Criminal Quilts for 2022

The final exhibition for Criminal Quilts in 2022 includes new work made since 2020. This includes collaborations with three artists and new solo work. Find out more below the images.

Grandmother’s Flower Garden. Ruth Singer 2020. Hand stitch and antique patchwork with paper.
Fallen: Collaboration between Ruth Singer & Gillian McFarland
Cells by Ruth Singer & Alys Power
Cells by Ruth Singer & Alys Power
Collective: Ruth Singer 2020. Digital print with hand embroidery
Fallen: detail
Ruth Singer: Sisters. 2021
Detail of Grandmother’s Flower Garden
Cells detail
Collective detail
Fallen: detail

Criminal Quilts exhibition by textile artist Ruth Singer is a reimagining of women branded as criminals in the 19th and early 20th centuries. After a year of pouring over 500+ images of prison mugshots of women held in Stafford Gaol 1877-1916 the artist has put these women sidelined by history back into centre stage. 

Ruth’s goal with the project is to make these women feel human to us, not just a prison photo, a criminal record or a statistic. They were real women, struggling on the margins of society and suffering with poverty, lack of opportunity and often addiction among other challenges. The women held in Stafford Prison at this time were mostly from the wider county including Stoke on Trent and Birmingham urban industrial areas. They were all convicted of petty crimes, and unable to pay fines, were sent to prison for sentences from seven days to three years. Their crimes included theft of low value items, being drunk in public and minor assault charges and they lacked education, opportunities, feminism and even charitable support or mental health services. 

Artist and writer, Ruth Singer has used her creativity and imagination to get to know these women, to research their lives and their experiences and turn those lives into textile artworks full of sensitivity and emotion. 

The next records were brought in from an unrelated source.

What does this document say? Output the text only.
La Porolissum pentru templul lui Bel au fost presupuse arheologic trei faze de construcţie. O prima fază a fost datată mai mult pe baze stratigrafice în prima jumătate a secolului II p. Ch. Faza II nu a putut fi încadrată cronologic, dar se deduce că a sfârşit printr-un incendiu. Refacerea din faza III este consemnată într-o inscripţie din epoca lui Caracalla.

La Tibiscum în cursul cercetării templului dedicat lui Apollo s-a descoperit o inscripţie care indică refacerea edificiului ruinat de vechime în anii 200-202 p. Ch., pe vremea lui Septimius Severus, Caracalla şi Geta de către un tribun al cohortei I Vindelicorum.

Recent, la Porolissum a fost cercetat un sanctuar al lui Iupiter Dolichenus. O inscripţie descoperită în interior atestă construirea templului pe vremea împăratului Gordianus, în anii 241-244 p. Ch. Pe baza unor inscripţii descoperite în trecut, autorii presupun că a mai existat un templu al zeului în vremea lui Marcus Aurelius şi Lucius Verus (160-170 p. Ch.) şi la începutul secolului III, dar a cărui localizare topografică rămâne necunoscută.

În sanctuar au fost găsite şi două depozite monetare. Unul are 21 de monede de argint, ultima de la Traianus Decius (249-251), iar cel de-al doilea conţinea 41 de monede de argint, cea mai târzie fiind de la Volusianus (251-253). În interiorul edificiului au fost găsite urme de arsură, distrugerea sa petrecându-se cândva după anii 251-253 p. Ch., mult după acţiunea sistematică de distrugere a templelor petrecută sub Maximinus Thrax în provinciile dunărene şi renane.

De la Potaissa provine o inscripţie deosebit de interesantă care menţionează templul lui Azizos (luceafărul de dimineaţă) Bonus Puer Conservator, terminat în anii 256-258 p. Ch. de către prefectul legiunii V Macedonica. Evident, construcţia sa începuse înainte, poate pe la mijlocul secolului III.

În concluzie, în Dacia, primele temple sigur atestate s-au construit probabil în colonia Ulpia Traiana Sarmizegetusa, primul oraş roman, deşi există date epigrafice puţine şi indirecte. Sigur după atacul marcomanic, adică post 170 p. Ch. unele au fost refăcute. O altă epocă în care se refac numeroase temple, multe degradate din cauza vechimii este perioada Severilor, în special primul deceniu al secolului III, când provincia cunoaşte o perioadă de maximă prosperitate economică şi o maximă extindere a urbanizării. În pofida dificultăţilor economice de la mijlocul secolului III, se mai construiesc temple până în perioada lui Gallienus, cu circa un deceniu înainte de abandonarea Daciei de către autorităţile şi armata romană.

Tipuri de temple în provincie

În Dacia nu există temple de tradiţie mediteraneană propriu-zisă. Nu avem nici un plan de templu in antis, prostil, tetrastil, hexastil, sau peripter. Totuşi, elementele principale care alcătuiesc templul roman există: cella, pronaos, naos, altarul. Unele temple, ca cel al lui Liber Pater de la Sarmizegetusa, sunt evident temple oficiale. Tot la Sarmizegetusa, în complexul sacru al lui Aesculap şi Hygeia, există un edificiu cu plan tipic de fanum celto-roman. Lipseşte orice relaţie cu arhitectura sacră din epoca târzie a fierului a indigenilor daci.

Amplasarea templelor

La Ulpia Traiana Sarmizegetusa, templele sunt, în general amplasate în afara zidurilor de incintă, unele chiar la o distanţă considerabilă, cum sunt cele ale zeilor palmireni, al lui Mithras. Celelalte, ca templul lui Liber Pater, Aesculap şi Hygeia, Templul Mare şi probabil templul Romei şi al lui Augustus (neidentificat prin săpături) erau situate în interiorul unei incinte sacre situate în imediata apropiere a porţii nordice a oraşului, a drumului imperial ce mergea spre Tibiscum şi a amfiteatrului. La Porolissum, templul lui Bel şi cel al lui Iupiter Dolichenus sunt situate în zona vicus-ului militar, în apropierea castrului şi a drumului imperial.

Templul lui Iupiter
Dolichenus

Ruth has been making work inspired by their stories for a decade and this exhibition brings together a growing body of work including embroideries, quilts and collaborative artworks with a painter, conceptual artist and jeweller. The textile pieces use a palette inspired by sepia photographs but also reference the colours lost from photographs that were there in real life. She uses the mugshots with care and compassion, and also creates works which tell a less obvious story of the data held within this amazing archive. The largest piece, Shawl, is made from almost every mugshot from the collection, digitally printed on a woollen shawl like so many of the women wore. Ruth has stitched tiny details of colour and compassion back into their images, and brought all of them together as a collective. The exhibition also includes her award-winning piece, Hanging, in which layers of sheer textile covered in hand embroidery, partially hide the face of a woman behind them, referring to the layers of history obscuring their true stories. 

The new collaborations including a collection of Staffordshire-made ceramics and figures adapted in partnership with artist Gillian McFarland. This piece, Fallen, responds to the labels these women were given in official records like fallen woman, disorderly, rogue and inebriate. The works are subtle and thought-provoking. 

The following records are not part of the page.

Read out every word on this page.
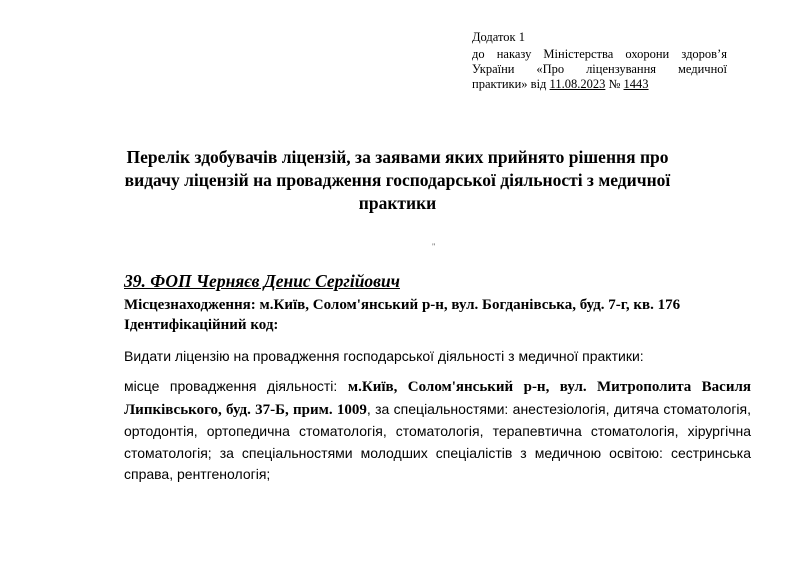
Додаток 1
до наказу Міністерства охорони здоров’я України «Про ліцензування медичної практики» від 11.08.2023 № 1443
Перелік здобувачів ліцензій, за заявами яких прийнято рішення про видачу ліцензій на провадження господарської діяльності з медичної практики
"
39. ФОП Черняєв Денис Сергійович
Місцезнаходження: м.Київ, Солом'янський р-н, вул. Богданівська, буд. 7-г, кв. 176
Ідентифікаційний код:

Видати ліцензію на провадження господарської діяльності з медичної практики:

місце провадження діяльності: м.Київ, Солом'янський р-н, вул. Митрополита Василя Липківського, буд. 37-Б, прим. 1009, за спеціальностями: анестезіологія, дитяча стоматологія, ортодонтія, ортопедична стоматологія, стоматологія, терапевтична стоматологія, хірургічна стоматологія; за спеціальностями молодших спеціалістів з медичною освітою: сестринська справа, рентгенологія;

By contrast, Ruth’s work with contemporary portrait painter Tim Fowler is bold and colour. Tim’s paintings of a selection of women have been reworked by Ruth into a patchwork version of prison uniform of the 1870s. Original paintings in Tim’s graffiti style have also been altered with stitches referring to marking time and daily prison life. 

With jewellery Alys Power, Ruth has created a series of miniature prison cells in wood, each telling a story of an individual or group of women. They refer to illiteracy, materials and jobs, lives of widows without support and the harsh reality of a life in poverty in our industrial towns. 

This exhibition has been touring since 2018 with new works added every year. This show at Llantarnam Grange Arts Centre, brings together all the work in one place for the first time. Alongside the exhibition, there is a film exploring the stories and showing the original archive material. Ruth has also created a display book containing case studies of individual women, history of the criminal justice system and prison conditions at the time of the photographs. She has also produced a book of the project going into much more detail and including a catalogue of the works produced to 2018. Talks and events accompany the exhibition and Ruth is also running an online symposium on craft and narrative in May 2022. 

This project has been funded by Arts Council England.